The value of any escrow arrangement depends on the precision of the release triggers. Customers should negotiate triggers covering: insolvency or ceasing to trade; breach of maintenance obligations; transfer of IP or change of control; and sustained outages or service level failures beyond defined thresholds. Each release condition should balance the vendor’s legitimate commercial interests with the customer’s right to operational continuity.

7. What customers should do now

Customers should prioritise the following:

  • Conduct a dependency audit: map all AI-dependent applications and assess their criticality.
  • Review existing contracts: examine whether current escrow provisions are fit for purpose for AI systems.

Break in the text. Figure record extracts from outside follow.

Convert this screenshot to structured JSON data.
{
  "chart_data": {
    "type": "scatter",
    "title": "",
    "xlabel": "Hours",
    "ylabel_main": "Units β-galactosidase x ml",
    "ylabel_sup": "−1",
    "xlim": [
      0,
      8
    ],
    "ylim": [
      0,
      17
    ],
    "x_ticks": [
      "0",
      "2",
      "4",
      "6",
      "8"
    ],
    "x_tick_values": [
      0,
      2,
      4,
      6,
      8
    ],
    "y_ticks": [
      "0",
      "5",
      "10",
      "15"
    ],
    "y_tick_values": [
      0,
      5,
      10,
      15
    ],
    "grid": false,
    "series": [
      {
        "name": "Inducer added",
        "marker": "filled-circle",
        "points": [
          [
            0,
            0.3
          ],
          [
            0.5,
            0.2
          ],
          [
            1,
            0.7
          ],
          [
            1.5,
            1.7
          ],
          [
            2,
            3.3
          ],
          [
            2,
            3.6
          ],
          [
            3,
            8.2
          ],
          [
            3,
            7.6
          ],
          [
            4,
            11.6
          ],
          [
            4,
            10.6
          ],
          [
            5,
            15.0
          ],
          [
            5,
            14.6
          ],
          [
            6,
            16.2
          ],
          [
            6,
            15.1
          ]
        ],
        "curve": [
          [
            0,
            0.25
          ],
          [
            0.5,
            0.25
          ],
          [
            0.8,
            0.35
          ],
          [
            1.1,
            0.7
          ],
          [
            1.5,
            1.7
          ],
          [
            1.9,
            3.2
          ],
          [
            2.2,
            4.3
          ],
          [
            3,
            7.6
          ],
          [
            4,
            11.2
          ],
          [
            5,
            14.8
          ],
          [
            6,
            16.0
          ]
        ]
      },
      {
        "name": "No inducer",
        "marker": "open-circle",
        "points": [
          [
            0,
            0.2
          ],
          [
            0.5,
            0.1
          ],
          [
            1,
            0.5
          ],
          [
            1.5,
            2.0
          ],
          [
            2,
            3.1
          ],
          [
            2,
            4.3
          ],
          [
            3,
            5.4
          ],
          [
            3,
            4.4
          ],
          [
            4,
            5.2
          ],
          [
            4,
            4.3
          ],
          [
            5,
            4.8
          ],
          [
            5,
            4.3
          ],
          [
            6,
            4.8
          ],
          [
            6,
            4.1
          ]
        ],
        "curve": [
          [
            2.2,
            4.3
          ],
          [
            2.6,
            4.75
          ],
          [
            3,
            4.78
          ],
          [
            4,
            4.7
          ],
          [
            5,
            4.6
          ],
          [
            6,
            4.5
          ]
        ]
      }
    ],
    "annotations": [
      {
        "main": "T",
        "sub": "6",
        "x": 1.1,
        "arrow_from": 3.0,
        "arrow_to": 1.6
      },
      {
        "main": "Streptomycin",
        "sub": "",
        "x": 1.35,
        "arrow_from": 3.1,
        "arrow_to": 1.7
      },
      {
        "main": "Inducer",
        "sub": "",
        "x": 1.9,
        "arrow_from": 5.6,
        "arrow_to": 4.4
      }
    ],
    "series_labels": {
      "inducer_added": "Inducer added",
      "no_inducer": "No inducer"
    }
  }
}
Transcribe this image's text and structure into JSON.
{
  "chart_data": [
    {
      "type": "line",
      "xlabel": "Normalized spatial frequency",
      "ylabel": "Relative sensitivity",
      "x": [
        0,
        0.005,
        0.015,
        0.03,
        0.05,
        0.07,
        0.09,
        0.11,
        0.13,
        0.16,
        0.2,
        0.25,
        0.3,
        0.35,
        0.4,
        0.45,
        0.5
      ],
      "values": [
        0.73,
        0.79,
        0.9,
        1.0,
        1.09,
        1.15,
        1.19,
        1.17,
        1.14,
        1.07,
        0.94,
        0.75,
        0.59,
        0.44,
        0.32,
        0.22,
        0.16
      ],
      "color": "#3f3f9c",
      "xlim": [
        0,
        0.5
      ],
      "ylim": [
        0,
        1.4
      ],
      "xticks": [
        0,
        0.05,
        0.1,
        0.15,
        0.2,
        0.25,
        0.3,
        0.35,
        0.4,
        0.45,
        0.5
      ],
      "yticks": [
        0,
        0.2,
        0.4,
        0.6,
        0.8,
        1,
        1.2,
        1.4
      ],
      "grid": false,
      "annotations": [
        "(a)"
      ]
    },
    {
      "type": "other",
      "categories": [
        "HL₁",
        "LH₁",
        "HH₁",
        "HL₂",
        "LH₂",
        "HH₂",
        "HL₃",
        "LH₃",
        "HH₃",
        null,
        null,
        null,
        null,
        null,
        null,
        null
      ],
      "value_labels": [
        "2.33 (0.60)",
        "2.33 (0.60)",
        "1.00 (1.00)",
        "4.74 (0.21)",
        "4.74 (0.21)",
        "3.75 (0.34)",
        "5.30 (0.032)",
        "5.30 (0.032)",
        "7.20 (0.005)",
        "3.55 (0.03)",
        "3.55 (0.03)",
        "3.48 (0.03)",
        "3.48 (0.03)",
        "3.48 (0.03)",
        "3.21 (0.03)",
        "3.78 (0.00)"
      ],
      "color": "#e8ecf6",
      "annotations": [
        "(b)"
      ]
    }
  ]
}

In most cases, they will not be.
  • Negotiate AI-specific escrow provisions: ensure the deposit scope extends beyond source code to encompass model weights, fine-tuning artefacts, prompt frameworks, deployment environments, and, where legally permissible, training data or representative subsets.
  • Define clear release triggers: ensure release events are drafted with precision, covering insolvency, breach, change of control, and sustained service failure.
  • Address third-party dependencies: understand and document the chain of dependency where the vendor relies on foundation models or cloud providers.
  • Require verification: require periodic verification of escrowed assets to confirm they can be deployed successfully.
  • Develop exit strategies: define recovery time and recovery point objectives for critical AI applications.
  • Align with regulatory requirements: ensure continuity planning supports compliance with NIS2, DORA, and the EU AI Act where applicable.

AI is transforming how businesses operate, but that transformation brings new dependencies and new risks. Organisations that treat AI continuity as an afterthought may find themselves exposed when a critical vendor fails. Those that plan ahead, mapping dependencies, negotiating sound escrow arrangements, and keeping pace with regulatory expectations, will be better placed to maintain operational resilience.